"I had come to Paris . . . to learn and earn my bread."
Arriving from Turin Juglaris had only 270 lire in his pocket to finance his Paris stay. But thanks to the help of the Milanese artist Enrico (Henri) Robecchi, who was already well-known in Paris, he was able to secure almost immediate work painting theater
scenery. Juglaris was elated: despite the city’s lingering chaos, demoralized spirit, and depressed economy, his skills were in demand. The jobs he obtained also paid better than what he could earn in Turin. Happily, more reliable work was soon forthcoming. With guidance and assistance from another Italian compatriot, Giuseppe Devers, who was soon to be appointed to the faculty of the Accademia Albertina back in Turin, Juglaris took up ceramics design with a French factory. In this new field of “industrial” or applied art, he had an opportunity to work with the renowned ceramicist Theodore Deck, famous for his faience glazes. Showing talent beyond art alone, Juglaris was subsequently promoted to factory manager, supervising all aspects of ceramics production.

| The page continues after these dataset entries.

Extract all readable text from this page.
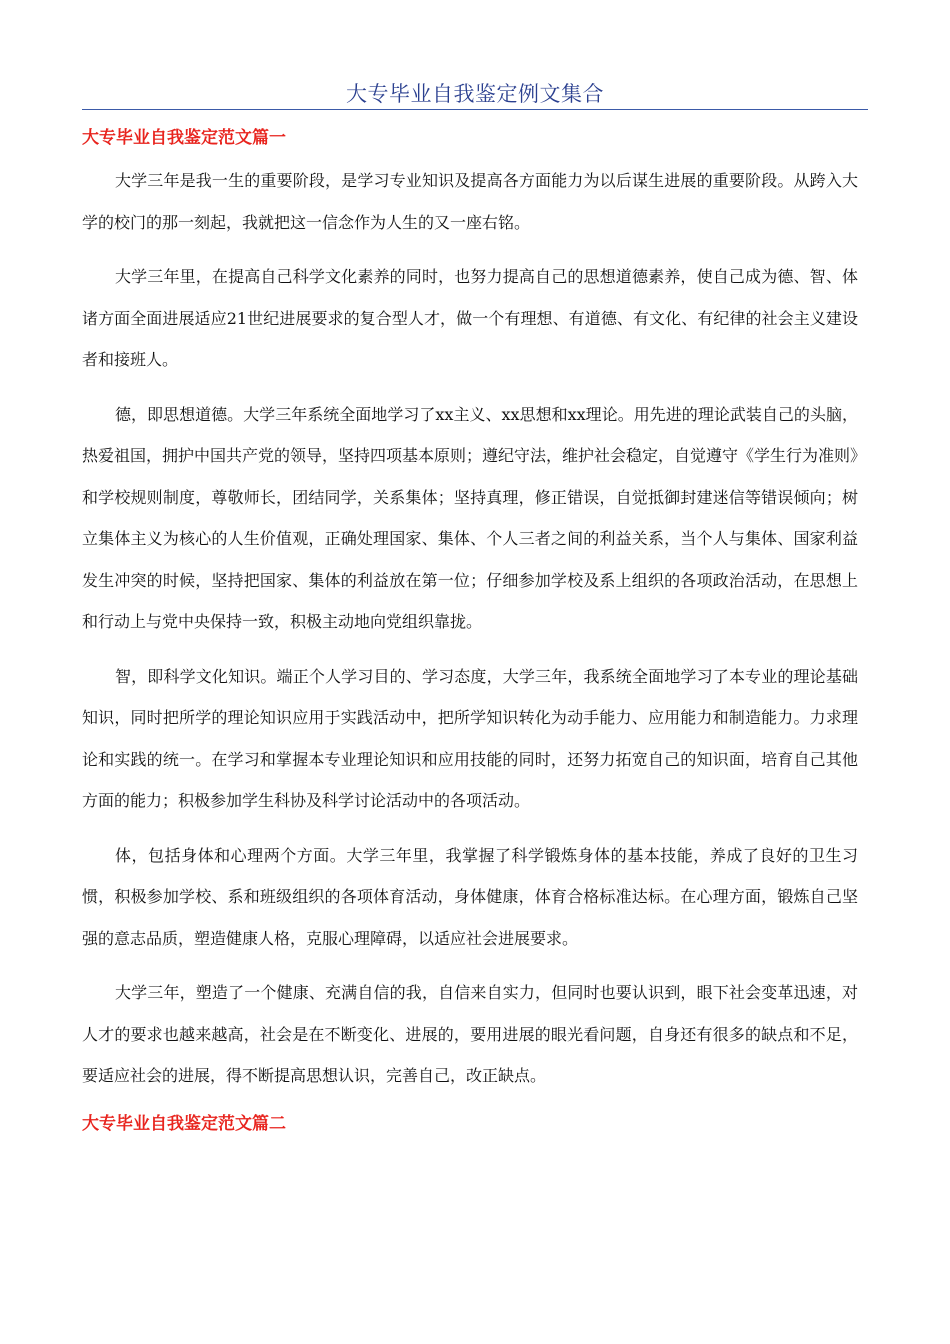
大专毕业自我鉴定例文集合
大专毕业自我鉴定范文篇一

大学三年是我一生的重要阶段，是学习专业知识及提高各方面能力为以后谋生进展的重要阶段。从跨入大学的校门的那一刻起，我就把这一信念作为人生的又一座右铭。

大学三年里，在提高自己科学文化素养的同时，也努力提高自己的思想道德素养，使自己成为德、智、体诸方面全面进展适应21世纪进展要求的复合型人才，做一个有理想、有道德、有文化、有纪律的社会主义建设者和接班人。

德，即思想道德。大学三年系统全面地学习了xx主义、xx思想和xx理论。用先进的理论武装自己的头脑，热爱祖国，拥护中国共产党的领导，坚持四项基本原则；遵纪守法，维护社会稳定，自觉遵守《学生行为准则》和学校规则制度，尊敬师长，团结同学，关系集体；坚持真理，修正错误，自觉抵御封建迷信等错误倾向；树立集体主义为核心的人生价值观，正确处理国家、集体、个人三者之间的利益关系，当个人与集体、国家利益发生冲突的时候，坚持把国家、集体的利益放在第一位；仔细参加学校及系上组织的各项政治活动，在思想上和行动上与党中央保持一致，积极主动地向党组织靠拢。

智，即科学文化知识。端正个人学习目的、学习态度，大学三年，我系统全面地学习了本专业的理论基础知识，同时把所学的理论知识应用于实践活动中，把所学知识转化为动手能力、应用能力和制造能力。力求理论和实践的统一。在学习和掌握本专业理论知识和应用技能的同时，还努力拓宽自己的知识面，培育自己其他方面的能力；积极参加学生科协及科学讨论活动中的各项活动。

体，包括身体和心理两个方面。大学三年里，我掌握了科学锻炼身体的基本技能，养成了良好的卫生习惯，积极参加学校、系和班级组织的各项体育活动，身体健康，体育合格标准达标。在心理方面，锻炼自己坚强的意志品质，塑造健康人格，克服心理障碍，以适应社会进展要求。

大学三年，塑造了一个健康、充满自信的我，自信来自实力，但同时也要认识到，眼下社会变革迅速，对人才的要求也越来越高，社会是在不断变化、进展的，要用进展的眼光看问题，自身还有很多的缺点和不足，要适应社会的进展，得不断提高思想认识，完善自己，改正缺点。

大专毕业自我鉴定范文篇二
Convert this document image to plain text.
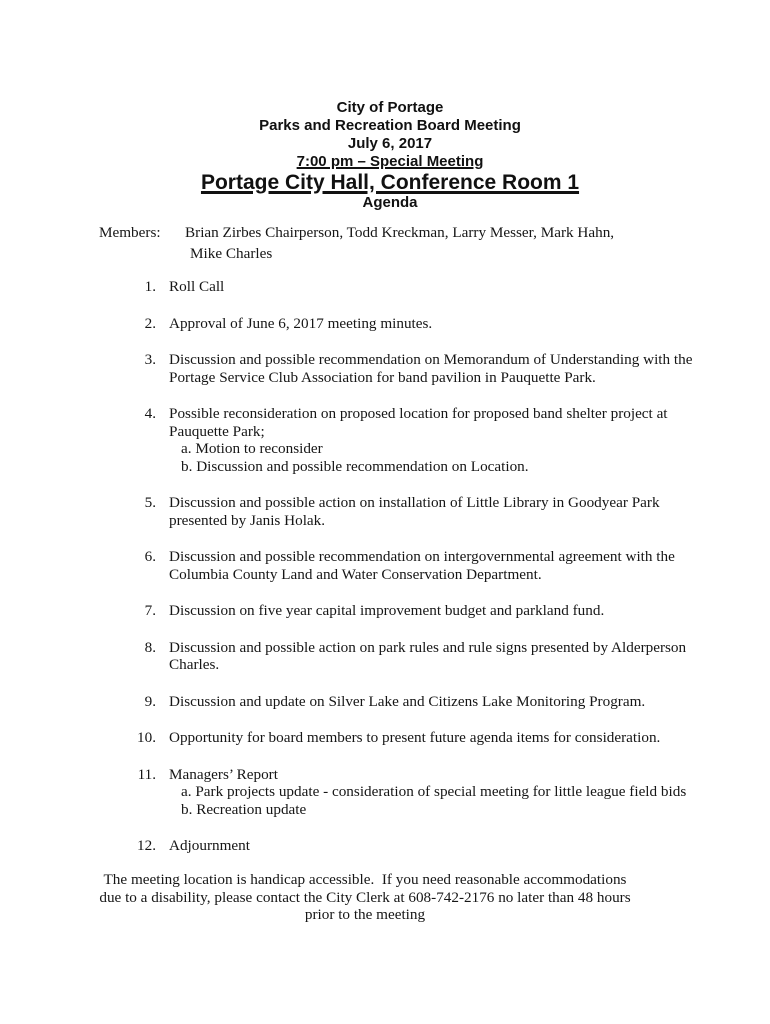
City of Portage
Parks and Recreation Board Meeting
July 6, 2017
7:00 pm – Special Meeting
Portage City Hall, Conference Room 1
Agenda
Members: Brian Zirbes Chairperson, Todd Kreckman, Larry Messer, Mark Hahn,
Mike Charles
1. Roll Call
2. Approval of June 6, 2017 meeting minutes.
3. Discussion and possible recommendation on Memorandum of Understanding with the Portage Service Club Association for band pavilion in Pauquette Park.
4. Possible reconsideration on proposed location for proposed band shelter project at Pauquette Park;
a. Motion to reconsider
b. Discussion and possible recommendation on Location.
5. Discussion and possible action on installation of Little Library in Goodyear Park presented by Janis Holak.
6. Discussion and possible recommendation on intergovernmental agreement with the Columbia County Land and Water Conservation Department.
7. Discussion on five year capital improvement budget and parkland fund.
8. Discussion and possible action on park rules and rule signs presented by Alderperson Charles.
9. Discussion and update on Silver Lake and Citizens Lake Monitoring Program.
10. Opportunity for board members to present future agenda items for consideration.
11. Managers’ Report
a. Park projects update - consideration of special meeting for little league field bids
b. Recreation update
12. Adjournment
The meeting location is handicap accessible.  If you need reasonable accommodations
due to a disability, please contact the City Clerk at 608-742-2176 no later than 48 hours
prior to the meeting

Two years later, in 1872, an economic downturn across France shuttered the ceramics factory. Yet Juglaris stood undaunted and resilient. Equipped by his experience in Turin, he understood the importance of maintaining flexibility as an artist. Surviving in Paris meant straddling multiple artistic realms and juggling as many jobs as possible so there was always something to fall back on.
What is Industrial Art?
Throughout his memoir, Juglaris refers to “industrial art.” Although today replaced by discussions about “industrial design,” “decorative art,” and “commercial art,” the term “industrial art” was widely used in the nineteenth century. It refers to art serving more utilitarian purposes and usually intended for mass production manufacturing. In some cases, however, industrial art overlaps with the more crafts-oriented realm of decorative art where richly embellished, one-of-a-kind functional items continue to be fabricated by hand. In the aftermath of Europe’s industrial revolution, industrial and decorative arts flourished, creating lucrative opportunities for even an academically-trained artist like Juglaris. He successfully supported himself by designing ceramics, furniture, wallpaper, stage sets, and stained glass, and by illustrating books.